Quattro miliardi in 14 anni Ilva, il conto per lo Stato – Dal 2012 l’impianto siderurgico è costato alle finanze pubbliche 4 miliardi; ora sul tavolo ci sono due offerte al ribasso e 6 mila licenziamenti. All’Italia serve l’acciaio: tra le tante avventure con privati e colossi esteri appaiono videnti i vantaggi, se vogliamo produrre acciaio, della nazionalizzazione. Michelangelo Borrillo, Milena Gabanelli e Mario Gerevini nel dataroom del lunedì – Corriere della Sera  30-3-26 – analizzano la grave situazione della ex grande azienda europea, che non può esere gestita dalla sola categoria dei metalmeccanic. La Cgil, Cisl e Uil attendo gli eventi? Non spetta a loro assumere un’iniztiva verso il Governo? Hanno valutazioni diverse da quanto emerge nel Dataroom qui riprodotto?

Ilva di Taranto, la resa dei conti….

<< L’arcivescovo di Taranto, Ciro Miniero, lo ha detto senza filtri: dopo tanti sacrifici e nessun risultato tenere aperta quella che fu la più grande acciaieria d’europa non conviene più. Il suo destino verrà deciso nei prossimi giorni. Allo stato attuale, l’ex Ilva ogni giorno apre i battenti per perdere, secondo le stime più ottimistiche, sui 40 milioni di euro al mese; in quelle più pessimistiche, tra gli 80 e i 100 milioni al mese. Una situazione che va avanti dal 2012, quando si è chiusa l’era della famiglia Riva con il primo sequestro preventivo dello stabilimento di Taranto disposto dal Gip per gravi violazioni ambientali. Da allora lo Stato si è fatto carico di costi ingentissimi. La prima amministrazione straordinaria risale a gennaio 2015 e dura fino al 2017, quando l’ex Ilva viene assegnata ad Arcelormittal; dal 2021 al 2024 lo Stato ha poi cogestito l’acciaieria attraverso la partecipazione minoritaria (38%) di Invitalia al fianco di Arcelormittal; nel marzo 2024 nuova amministrazione straordinaria, e ora commissariamento. Quanto denaro pubblico è stato speso in questi 14 anni?
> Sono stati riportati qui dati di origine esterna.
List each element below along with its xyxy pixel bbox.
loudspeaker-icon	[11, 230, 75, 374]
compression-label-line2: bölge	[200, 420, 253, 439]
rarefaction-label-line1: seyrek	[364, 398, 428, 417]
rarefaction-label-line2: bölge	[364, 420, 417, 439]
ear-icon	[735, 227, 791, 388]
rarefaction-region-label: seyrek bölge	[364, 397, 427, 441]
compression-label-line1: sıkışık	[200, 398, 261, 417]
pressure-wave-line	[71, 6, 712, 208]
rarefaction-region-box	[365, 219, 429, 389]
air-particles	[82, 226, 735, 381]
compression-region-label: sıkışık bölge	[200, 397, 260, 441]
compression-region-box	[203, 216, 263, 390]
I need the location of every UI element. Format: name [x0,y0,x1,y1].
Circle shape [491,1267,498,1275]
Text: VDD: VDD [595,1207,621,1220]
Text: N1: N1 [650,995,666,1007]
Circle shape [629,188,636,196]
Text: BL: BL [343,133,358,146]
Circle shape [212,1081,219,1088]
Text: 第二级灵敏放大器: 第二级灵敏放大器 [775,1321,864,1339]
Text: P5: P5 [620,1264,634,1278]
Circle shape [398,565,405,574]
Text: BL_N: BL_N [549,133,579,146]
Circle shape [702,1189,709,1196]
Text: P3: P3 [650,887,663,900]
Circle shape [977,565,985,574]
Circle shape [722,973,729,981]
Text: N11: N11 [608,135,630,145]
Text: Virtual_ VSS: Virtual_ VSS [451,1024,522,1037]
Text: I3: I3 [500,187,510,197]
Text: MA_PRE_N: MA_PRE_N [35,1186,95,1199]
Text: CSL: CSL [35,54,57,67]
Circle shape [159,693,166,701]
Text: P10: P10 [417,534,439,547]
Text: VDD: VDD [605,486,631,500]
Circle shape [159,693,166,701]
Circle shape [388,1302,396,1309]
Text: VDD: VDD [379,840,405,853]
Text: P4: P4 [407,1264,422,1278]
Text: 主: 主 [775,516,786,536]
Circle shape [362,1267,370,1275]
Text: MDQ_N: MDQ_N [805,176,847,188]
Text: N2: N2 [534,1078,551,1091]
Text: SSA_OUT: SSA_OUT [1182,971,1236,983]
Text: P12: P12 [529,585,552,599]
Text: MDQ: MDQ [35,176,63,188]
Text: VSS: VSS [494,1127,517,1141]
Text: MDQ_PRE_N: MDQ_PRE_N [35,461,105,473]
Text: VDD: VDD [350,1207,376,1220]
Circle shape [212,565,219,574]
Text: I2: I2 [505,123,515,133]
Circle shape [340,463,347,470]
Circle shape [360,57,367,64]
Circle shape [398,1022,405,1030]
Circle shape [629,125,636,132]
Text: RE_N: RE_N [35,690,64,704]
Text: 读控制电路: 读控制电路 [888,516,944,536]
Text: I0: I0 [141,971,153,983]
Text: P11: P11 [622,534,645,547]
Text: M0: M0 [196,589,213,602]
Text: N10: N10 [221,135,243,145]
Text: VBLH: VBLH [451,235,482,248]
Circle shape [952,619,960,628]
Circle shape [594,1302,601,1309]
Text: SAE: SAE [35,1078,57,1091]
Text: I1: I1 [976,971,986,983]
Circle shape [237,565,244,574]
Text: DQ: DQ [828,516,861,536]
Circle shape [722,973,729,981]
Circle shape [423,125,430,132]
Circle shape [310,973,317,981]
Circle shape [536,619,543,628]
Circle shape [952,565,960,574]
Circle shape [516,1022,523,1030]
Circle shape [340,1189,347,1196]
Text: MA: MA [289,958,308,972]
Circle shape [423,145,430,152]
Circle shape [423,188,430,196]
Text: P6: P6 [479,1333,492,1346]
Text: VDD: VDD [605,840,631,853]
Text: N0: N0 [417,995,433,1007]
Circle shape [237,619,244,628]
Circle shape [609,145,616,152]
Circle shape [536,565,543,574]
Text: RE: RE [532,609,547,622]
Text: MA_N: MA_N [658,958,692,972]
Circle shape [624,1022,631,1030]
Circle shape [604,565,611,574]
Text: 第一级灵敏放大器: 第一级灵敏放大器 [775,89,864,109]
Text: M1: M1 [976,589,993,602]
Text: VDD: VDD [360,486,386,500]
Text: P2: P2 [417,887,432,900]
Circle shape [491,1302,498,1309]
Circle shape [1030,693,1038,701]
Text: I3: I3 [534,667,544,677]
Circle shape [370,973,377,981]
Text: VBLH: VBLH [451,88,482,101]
Infografica di Cristina Pirola Fonte: interpellanza alla Camera del 24 gennaio 2025, Assonime

I costi per lo Stato

Il costo per i contribuenti italiani arriva dalle risposte date dalla sottosegretaria al ministero delle Imprese Fausta Bergamotto all’interpellanza del 24 gennaio 2025. I finanziamenti statali erogati durante la prima amministrazione straordinaria ammontano a circa 600 milioni, a cui vanno aggiunti 1 miliardo e 80 milioni del 2021 e 2023 con l’ingresso di Invitalia come socio di Arcelormittal. Poi c’è il finanziamento ponte disposto nel 2024 per 320 milioni di euro a seguito dell’uscita di Arcelor, quindi lo stanziamento deliberato dal Consiglio dei ministri il 23 gennaio 2025 di ulteriori 250 milioni per garantire la continuità produttiva. Ma a luglio 2025 si sono aggiunti altri 200 milioni concessi con decreto legge, e i 149 milioni approvati nel gennaio scorso.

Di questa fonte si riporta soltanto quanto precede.